Well companies know what the law is and the law applies to all companies equally, the law gives all companies the right to deduct under black hole expenditures, expenses that are not otherwise provided for and James Hardie like other Australian companies should take advantage of that law.

JOURNALIST:

Do you think multicultural policy should be reviewed in light of the riots?

TREASURER:

See the point is this, so many people have different views about what multiculturalism means. If multiculturalism means eating souvlaki and dancing the Zorba, I am absolutely for it. If multiculturalism means not assimilating into Australia and not having your first love for this country, the country where you live, I am against it. What I am actually in favour of is people retaining elements of their culture, fondness for their country of origin, a passion for the food or the dance but being first and foremost Australian. If you want to live in this country, you are living in Australia, your loyalty is to this country, it is to Australia. And if your loyalty isn't to Australia well there may be another country where you feel happier.

JOURNALIST:

Where on that scale between dancing and not loving the country do you think that the whole multicultural exercise fits?

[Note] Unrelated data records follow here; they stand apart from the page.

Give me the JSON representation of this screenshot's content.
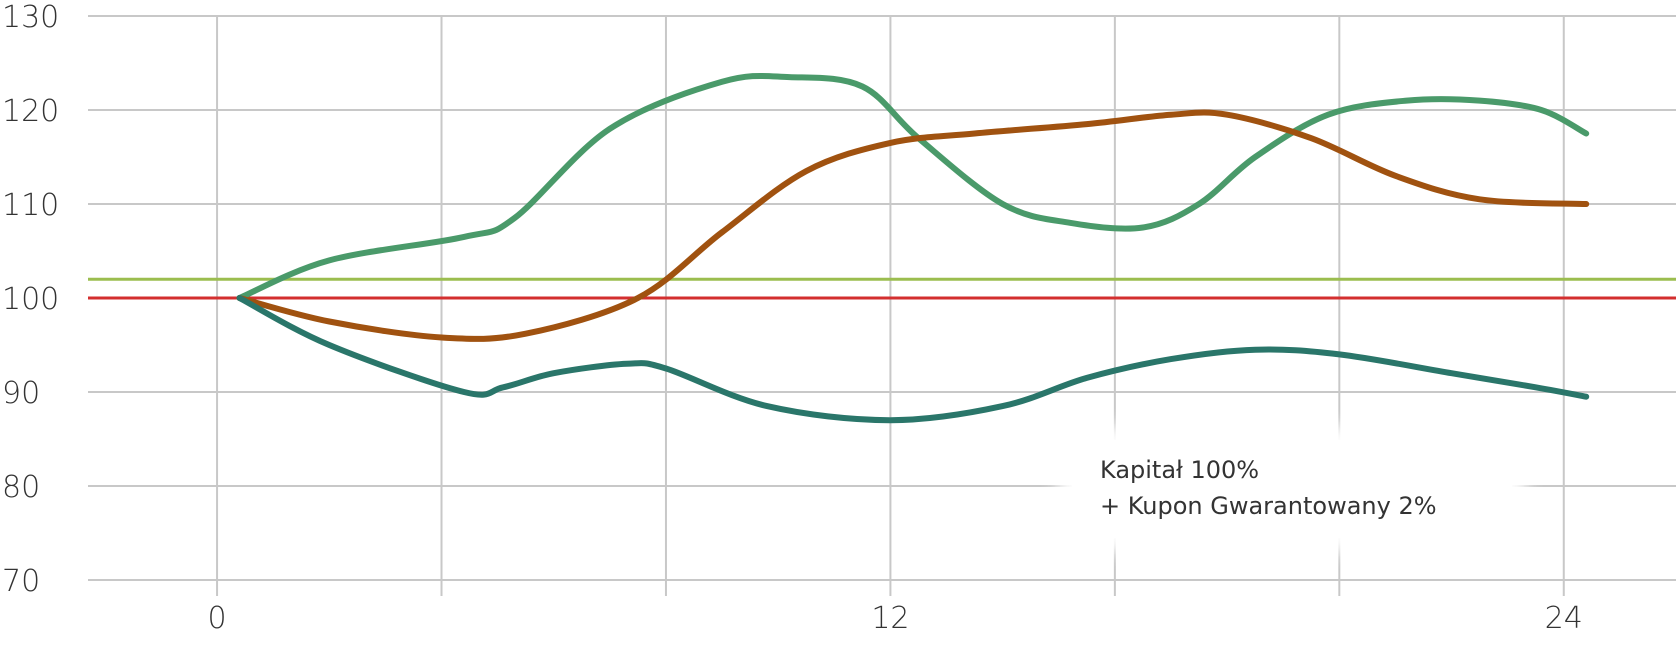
{
  "chart_data": {
    "type": "line",
    "title": "",
    "xlabel": "",
    "ylabel": "",
    "xlim": [
      -2.3,
      26
    ],
    "ylim": [
      70,
      130
    ],
    "x_ticks": [
      "0",
      "12",
      "24"
    ],
    "x_tick_values": [
      0,
      12,
      24
    ],
    "y_ticks": [
      "130",
      "120",
      "110",
      "100",
      "90",
      "80",
      "70"
    ],
    "y_tick_values": [
      130,
      120,
      110,
      100,
      90,
      80,
      70
    ],
    "x_grid": [
      0,
      4,
      8,
      12,
      16,
      20,
      24
    ],
    "grid": true,
    "reference_lines": [
      {
        "y": 100,
        "color": "#d32f2f"
      },
      {
        "y": 102,
        "color": "#9bbd4f"
      }
    ],
    "series": [
      {
        "color": "#4a9a6a",
        "x": [
          0.4,
          2,
          4.4,
          5.3,
          7,
          9,
          10.2,
          11.5,
          12.5,
          14,
          15.2,
          16.5,
          17.5,
          18.5,
          19.8,
          21.2,
          22.5,
          23.6,
          24.4
        ],
        "y": [
          100,
          104,
          106.5,
          108.5,
          118,
          123,
          123.5,
          122.5,
          117,
          110,
          108,
          107.5,
          110,
          115,
          119.5,
          121,
          121,
          120,
          117.5
        ]
      },
      {
        "color": "#a05210",
        "x": [
          0.4,
          2,
          4,
          5.5,
          7.5,
          9,
          10.5,
          12,
          13.5,
          15.5,
          17,
          18,
          19.5,
          21,
          22.5,
          24.4
        ],
        "y": [
          100,
          97.5,
          95.8,
          96.2,
          100,
          107,
          113.5,
          116.5,
          117.5,
          118.5,
          119.5,
          119.5,
          117,
          113,
          110.5,
          110
        ]
      },
      {
        "color": "#2a766a",
        "x": [
          0.4,
          2,
          4.4,
          5.1,
          6,
          7.3,
          8,
          9.8,
          12,
          14,
          15.5,
          17,
          18.5,
          20,
          22,
          23.5,
          24.4
        ],
        "y": [
          100,
          95,
          90,
          90.5,
          92,
          93,
          92.5,
          88.5,
          87,
          88.5,
          91.5,
          93.5,
          94.5,
          94,
          92,
          90.5,
          89.5
        ]
      }
    ],
    "annotations": [
      "Kapitał 100%",
      "+ Kupon Gwarantowany 2%"
    ]
  }
}
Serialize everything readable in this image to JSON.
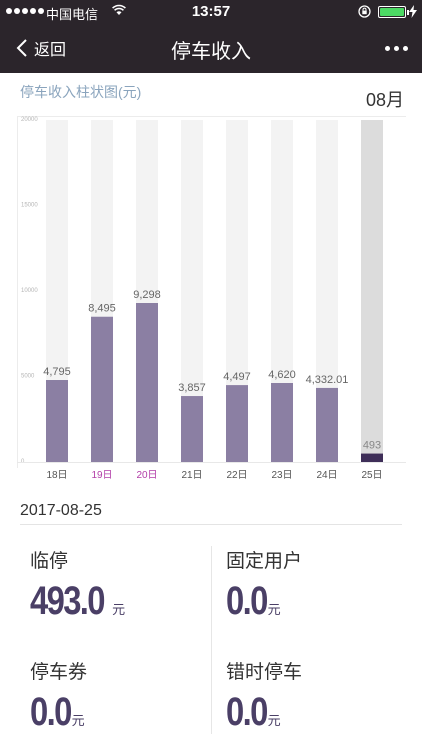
{
  "status_bar": {
    "carrier": "中国电信",
    "time": "13:57"
  },
  "nav": {
    "back_label": "返回",
    "title": "停车收入"
  },
  "chart_header": {
    "title": "停车收入柱状图(元)",
    "month": "08月"
  },
  "chart_data": {
    "type": "bar",
    "categories": [
      "18日",
      "19日",
      "20日",
      "21日",
      "22日",
      "23日",
      "24日",
      "25日"
    ],
    "values": [
      4795,
      8495,
      9298,
      3857,
      4497,
      4620,
      4332.01,
      493
    ],
    "value_labels": [
      "4,795",
      "8,495",
      "9,298",
      "3,857",
      "4,497",
      "4,620",
      "4,332.01",
      "493"
    ],
    "y_ticks": [
      "0",
      "5000",
      "10000",
      "15000",
      "20000"
    ],
    "ylim": [
      0,
      20000
    ],
    "highlight_categories": [
      "19日",
      "20日"
    ],
    "selected_category": "25日",
    "colors": {
      "bar": "#8b7fa3",
      "bar_track": "#f3f3f3",
      "selected_bar": "#3e2e58",
      "selected_track": "#dcdcdc",
      "highlight_label": "#b23ea8",
      "label": "#666666"
    }
  },
  "summary": {
    "date": "2017-08-25",
    "items": [
      {
        "label": "临停",
        "value": "493.0",
        "unit": "元"
      },
      {
        "label": "固定用户",
        "value": "0.0",
        "unit": "元"
      },
      {
        "label": "停车券",
        "value": "0.0",
        "unit": "元"
      },
      {
        "label": "错时停车",
        "value": "0.0",
        "unit": "元"
      }
    ]
  }
}
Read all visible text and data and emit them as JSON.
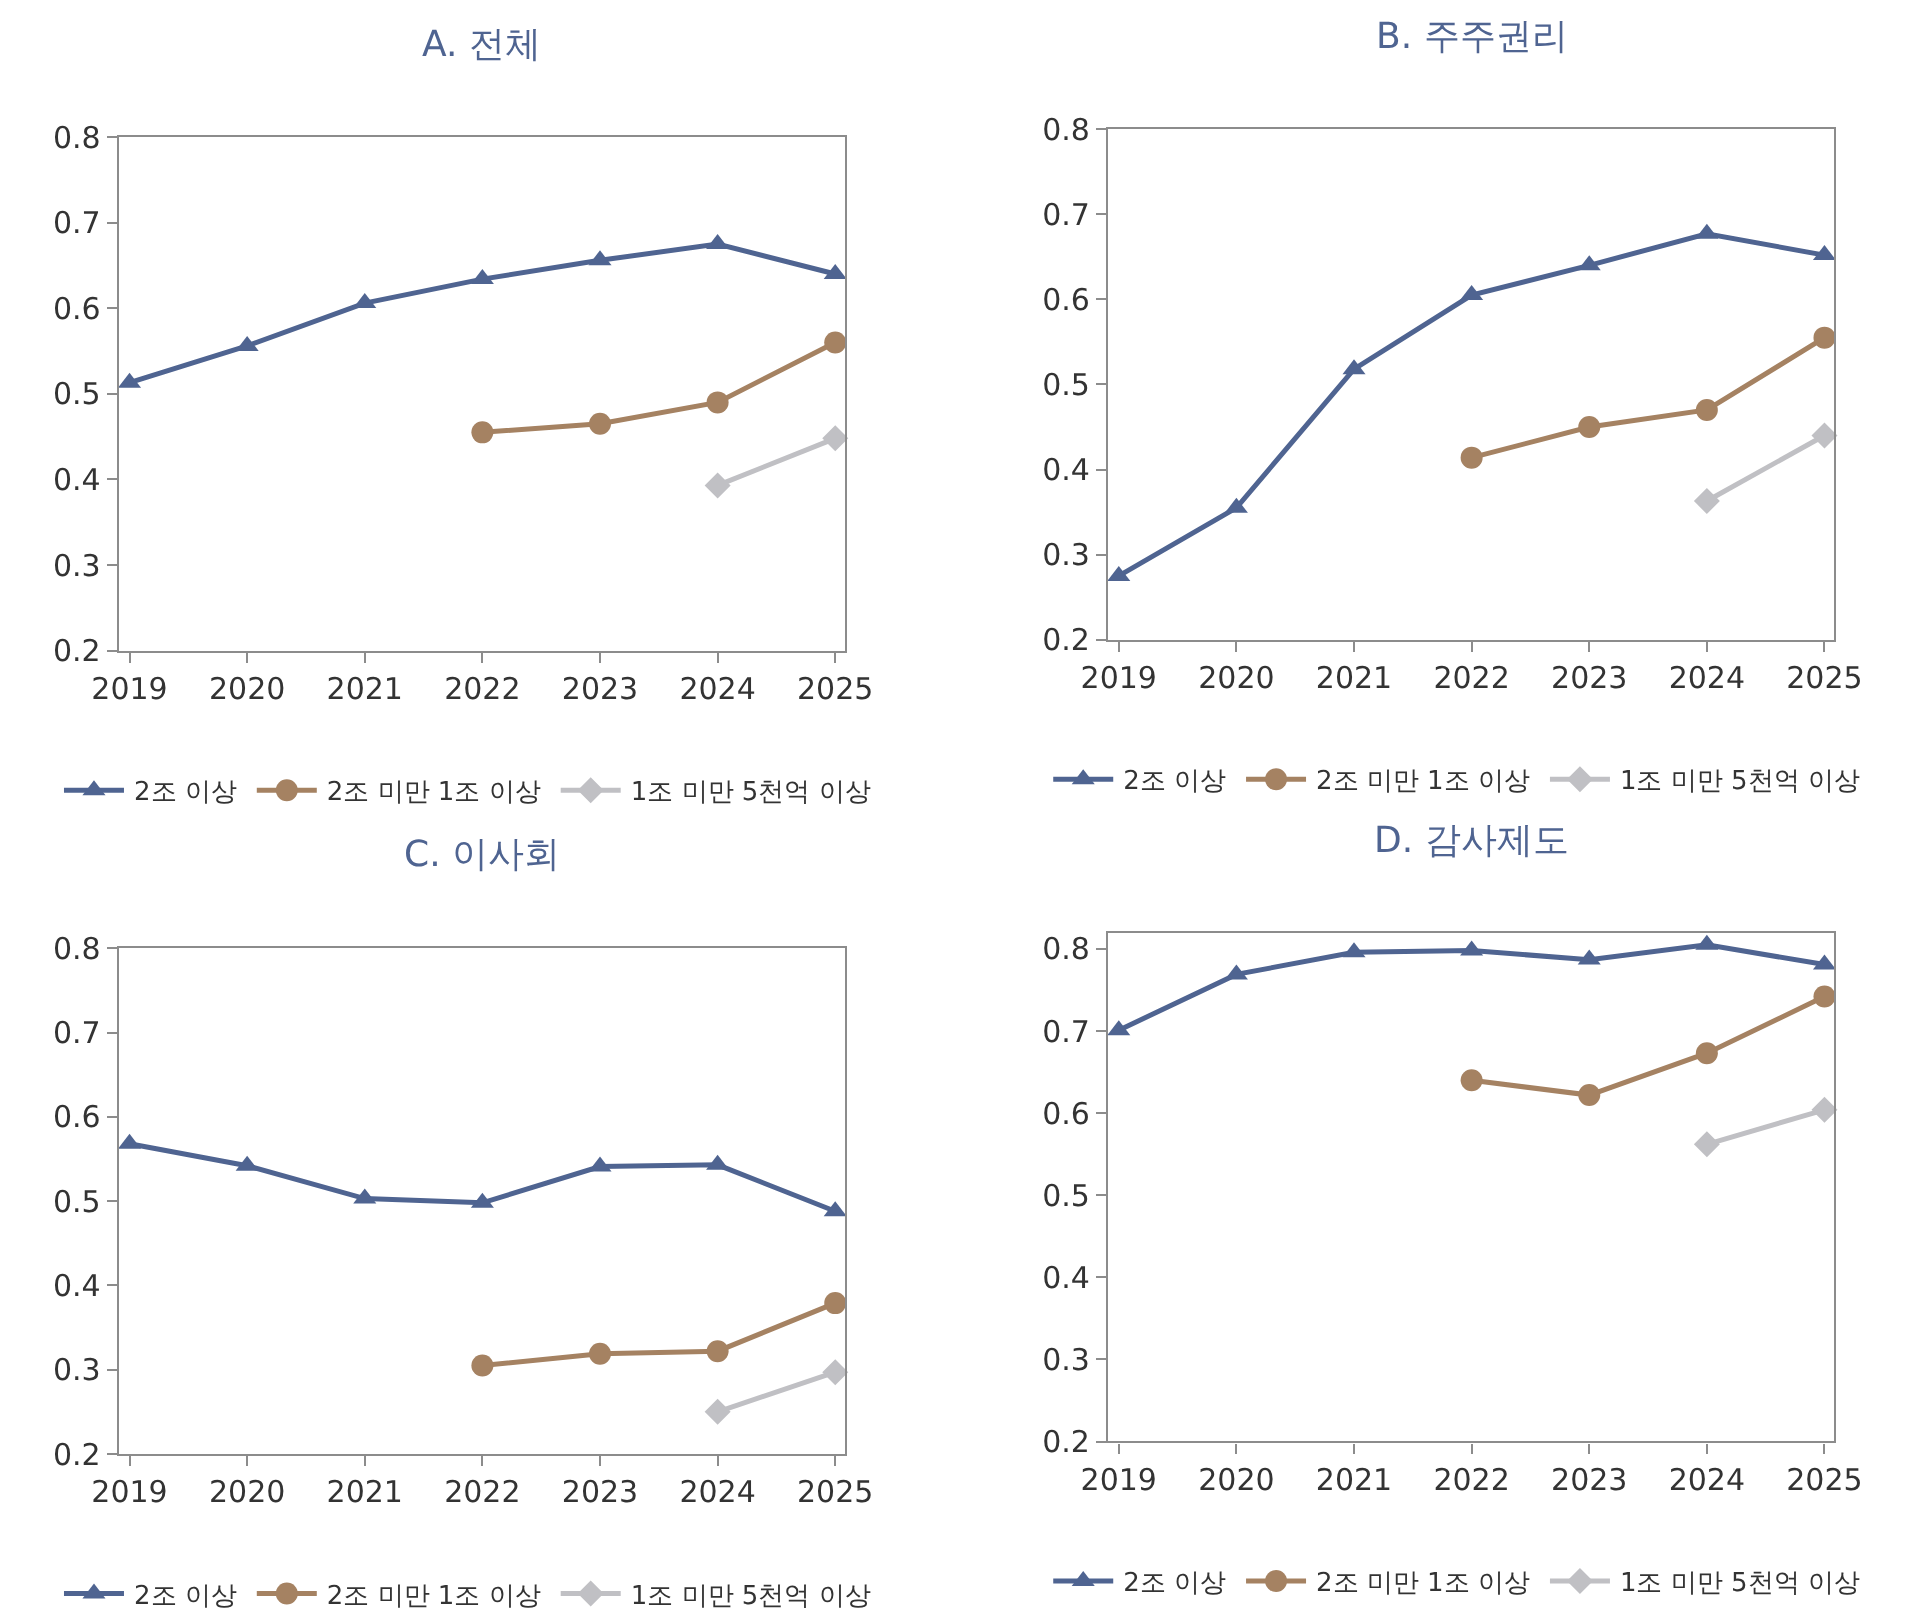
{
  "chart_data": [
    {
      "type": "line",
      "title": "A. 전체",
      "x": [
        2019,
        2020,
        2021,
        2022,
        2023,
        2024,
        2025
      ],
      "xlim": [
        2018.91,
        2025.08
      ],
      "xticks": [
        2019,
        2020,
        2021,
        2022,
        2023,
        2024,
        2025
      ],
      "ylim": [
        0.2,
        0.8
      ],
      "yticks": [
        0.2,
        0.3,
        0.4,
        0.5,
        0.6,
        0.7,
        0.8
      ],
      "legend": "bottom",
      "line_style": "solid",
      "series": [
        {
          "name": "2조 이상",
          "color": "#4f6491",
          "marker": "triangle",
          "values": [
            0.513,
            0.556,
            0.606,
            0.634,
            0.656,
            0.675,
            0.64
          ]
        },
        {
          "name": "2조 미만 1조 이상",
          "color": "#a58262",
          "marker": "circle",
          "values": [
            null,
            null,
            null,
            0.455,
            0.465,
            0.49,
            0.56
          ]
        },
        {
          "name": "1조 미만 5천억 이상",
          "color": "#c0c0c4",
          "marker": "diamond",
          "values": [
            null,
            null,
            null,
            null,
            null,
            0.393,
            0.448
          ]
        }
      ]
    },
    {
      "type": "line",
      "title": "B. 주주권리",
      "x": [
        2019,
        2020,
        2021,
        2022,
        2023,
        2024,
        2025
      ],
      "xlim": [
        2018.91,
        2025.08
      ],
      "xticks": [
        2019,
        2020,
        2021,
        2022,
        2023,
        2024,
        2025
      ],
      "ylim": [
        0.2,
        0.8
      ],
      "yticks": [
        0.2,
        0.3,
        0.4,
        0.5,
        0.6,
        0.7,
        0.8
      ],
      "legend": "bottom",
      "line_style": "solid",
      "series": [
        {
          "name": "2조 이상",
          "color": "#4f6491",
          "marker": "triangle",
          "values": [
            0.275,
            0.355,
            0.518,
            0.605,
            0.64,
            0.677,
            0.652
          ]
        },
        {
          "name": "2조 미만 1조 이상",
          "color": "#a58262",
          "marker": "circle",
          "values": [
            null,
            null,
            null,
            0.414,
            0.45,
            0.47,
            0.555
          ]
        },
        {
          "name": "1조 미만 5천억 이상",
          "color": "#c0c0c4",
          "marker": "diamond",
          "values": [
            null,
            null,
            null,
            null,
            null,
            0.363,
            0.44
          ]
        }
      ]
    },
    {
      "type": "line",
      "title": "C. 이사회",
      "x": [
        2019,
        2020,
        2021,
        2022,
        2023,
        2024,
        2025
      ],
      "xlim": [
        2018.91,
        2025.08
      ],
      "xticks": [
        2019,
        2020,
        2021,
        2022,
        2023,
        2024,
        2025
      ],
      "ylim": [
        0.2,
        0.8
      ],
      "yticks": [
        0.2,
        0.3,
        0.4,
        0.5,
        0.6,
        0.7,
        0.8
      ],
      "legend": "bottom",
      "line_style": "solid",
      "series": [
        {
          "name": "2조 이상",
          "color": "#4f6491",
          "marker": "triangle",
          "values": [
            0.568,
            0.542,
            0.503,
            0.498,
            0.541,
            0.543,
            0.488
          ]
        },
        {
          "name": "2조 미만 1조 이상",
          "color": "#a58262",
          "marker": "circle",
          "values": [
            null,
            null,
            null,
            0.305,
            0.319,
            0.322,
            0.379
          ]
        },
        {
          "name": "1조 미만 5천억 이상",
          "color": "#c0c0c4",
          "marker": "diamond",
          "values": [
            null,
            null,
            null,
            null,
            null,
            0.25,
            0.297
          ]
        }
      ]
    },
    {
      "type": "line",
      "title": "D. 감사제도",
      "x": [
        2019,
        2020,
        2021,
        2022,
        2023,
        2024,
        2025
      ],
      "xlim": [
        2018.91,
        2025.08
      ],
      "xticks": [
        2019,
        2020,
        2021,
        2022,
        2023,
        2024,
        2025
      ],
      "ylim": [
        0.2,
        0.82
      ],
      "yticks": [
        0.2,
        0.3,
        0.4,
        0.5,
        0.6,
        0.7,
        0.8
      ],
      "legend": "bottom",
      "line_style": "solid",
      "series": [
        {
          "name": "2조 이상",
          "color": "#4f6491",
          "marker": "triangle",
          "values": [
            0.701,
            0.769,
            0.796,
            0.798,
            0.787,
            0.805,
            0.781
          ]
        },
        {
          "name": "2조 미만 1조 이상",
          "color": "#a58262",
          "marker": "circle",
          "values": [
            null,
            null,
            null,
            0.64,
            0.622,
            0.673,
            0.742
          ]
        },
        {
          "name": "1조 미만 5천억 이상",
          "color": "#c0c0c4",
          "marker": "diamond",
          "values": [
            null,
            null,
            null,
            null,
            null,
            0.562,
            0.604
          ]
        }
      ]
    }
  ]
}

I mean where are we?

TREASURER:

Well I think multiculturalism started off as a policy to make migrants feel part of the country but also to be proud of the countries where they came from and its culture and its dress but to be part of Australia. And if we ever get to a stage where migrants come into this country and don't want to be part of Australia, that they want to live under laws or values that are contrary to Australia then I think it will go wrong. I think that is where it will go wrong. And when I hear people say oh, they want to live under Sharia law in Australia I make the point, Australia will never have Sharia Law. If you want to live under Sharia law, Australia is not the place for you. There are countries around the world that practice Sharia law, better try those rather than come to a country that doesn't and won't and try and get it to adopt it. It won't happen. Thank you.